Over the past few years there has been a resurgence in isometric cRPGs. Divinity Original Sin, and Pillars of Eternity paid homage to the classic Dungeons & Dragons games from Black Isle such as Baldur’s Gate and Planescape: Torment. The recent success of Divinty and PoE should have paved the way for Sword Coast Legends to be a resounding success and in the process place D&D squarely back in the forefront of cRPGs. The only problem with that dream scenario is SCL has come up a little short.
It is a double edged sword working on a well-known IP and when it comes to well-known IPs Dungeons & Dragons is one of the biggest there is. It is an impossible task to create a true to rules D&D experience as a computer game straight from the table top books. The best a developer can hope to do is boil down the essence of what makes D&D special and try and transfer that to the computer.
When it comes to the setting N-Space was able to make that conversion a reality. Their inclusion of subtle jokes that make reference to the overall Forgotten Realms setting helps prove that point. For those that aren’t big fans of D&D or the Forgotten Realms they just may come off as corny characters. For those in the know these are bits of lore in a meta way that help pull the whole experience together for you.
Things start to get hazy though when it comes to character progression. D&D has always had an interesting spell system and never one that worked very well as a computer game system without a lot of finessing. Fifth Edition has made it a littler easier with the use of cantrips; however, and the developers take full use of that in Sword Coast Legends. As far as the way the rest of the skills progress, they have been boiled down to work a lot like other RPGs that don’t have the D&D name associated with it. This is the other side of that sword. If a non D&D game had a skill system like this very few if any would complain. I consider this to be a needed change for the greater good.
Aesthetically Sword Coast Legends is run of the mill at best. The characters models during creation looked quite nice but once you were in game you could never zoom in close enough to them to appreciate any of their finer details. The camera does rotate a full 360 degrees and had some tilt but having that extra bit of zoom could have added that extra bit a flair it really needs to grab you and pull you in.

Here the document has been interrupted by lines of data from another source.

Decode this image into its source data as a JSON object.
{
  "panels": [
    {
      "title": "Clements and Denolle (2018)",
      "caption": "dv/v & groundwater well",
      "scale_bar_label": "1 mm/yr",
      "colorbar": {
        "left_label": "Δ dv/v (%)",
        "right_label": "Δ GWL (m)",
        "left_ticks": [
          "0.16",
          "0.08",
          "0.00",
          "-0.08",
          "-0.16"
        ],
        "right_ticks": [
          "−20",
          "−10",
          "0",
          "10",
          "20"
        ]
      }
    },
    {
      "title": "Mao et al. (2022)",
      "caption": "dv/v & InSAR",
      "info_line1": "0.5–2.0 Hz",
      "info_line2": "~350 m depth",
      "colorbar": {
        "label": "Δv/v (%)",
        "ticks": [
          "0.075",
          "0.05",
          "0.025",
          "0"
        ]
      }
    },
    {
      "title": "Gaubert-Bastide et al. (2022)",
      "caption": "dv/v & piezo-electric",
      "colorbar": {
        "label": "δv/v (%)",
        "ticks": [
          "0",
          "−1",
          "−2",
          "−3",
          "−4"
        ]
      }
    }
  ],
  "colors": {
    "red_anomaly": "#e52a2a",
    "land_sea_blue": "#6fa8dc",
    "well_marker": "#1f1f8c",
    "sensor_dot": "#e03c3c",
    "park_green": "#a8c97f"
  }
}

The story is interesting, if not inspired, and has a few truly memorable moments. It also ties into the overall D&D Rage of Demons season that is currently happening across the entire D&D suite of products (minis, table top, Neverwinter, etc). The characters feel lacking though and my personal favorite ended up making his swan song in the first act. The voice acting is also a point of contention. Some characters are done well and others are not. Then again that could be because the characters weren’t that well developed to begin with. Speaking of underdeveloped characters, the protagonist throughout the whole thing, you, feels a bit underdeveloped itself. A lot of the “choices” you’ll make in the adventure don’t seem to have any real consequences. In fact most of the time you’ll still end up having to pick the same final answer through a dialogue tree regardless of which route you take. You’d think killing a bunch of people that probably didn’t have to die would have a profound effect on you. Turns out not so much.
Another place where SCL feels lacking is in the combat. There is room for strategic combat in cRPGs and the pause feature in the game is a nice touch if the rest of the combat could pick up the pace. However the overall combat experience just ends up feeling slow and sluggish. This has been pointed at as having to deal with the cool downs on abilities and the rounds that characters take in combat. Regardless it doesn’t have the crispness that is found in games such as Pillars of Eternity. It just feels like the characters are constantly fighting in mud.
What could have been one of the greatest features to this game turns out to be one of its biggest weaknesses, the DM Mode. You can set triggers for quests, create dialogue for characters, set flavor text for items, and choose what type of monsters you would like in certain areas but you lack the tools to really build those dungeons. I think this will end up curtailing the development of user generated content that so many of us were hoping for. Live action DM mode is still a lot of fun though. The ability to change difficulties of encounters on the fly, add a few more monsters in, give a unique monster a special ability or even to take over and play as the monster. The fact that you can gain DM loot and gain a DM rating also is a plus. Overall though the inability to build those truly custom campaigns will prevent most DMs from spending more than a few hours with these tools.
Sword Coast Legends had the table set for it. The huddled masses had shown their willingness to gobble up isometric cRPGs with abandon. The problem is this holiday season in the consumer should probably stick to gobbling up Turkey instead.
Gameplay: 7 Combat felt sluggish. The pause feature was welcome but felt largely unnecessary. Quests were linear and lacked diversity.
Visuals and Sound: 6 The 360 rotation on the camera is a nice feature. The overall graphics didn’t do it for me. The characters in game felt lacking compared to the way they looked in the creator. The camera scrolling in more might have helped.
Polish: 7 The developers kept this one in the oven a bit longer than originally planned to add some polish and kill some bugs. It’s a shame they couldn’t get do more work on the DM mode to make it a real creative tool.
Longevity: 7 The main campaign should last you about 30 hours but with no real freedom of choice a single play through will suffice. User generated content could supplement what the developers churn out for DLC but the quality of that is dubious.
Value: 7 $39.99 on steam. Pretty middle of the pack on pricing.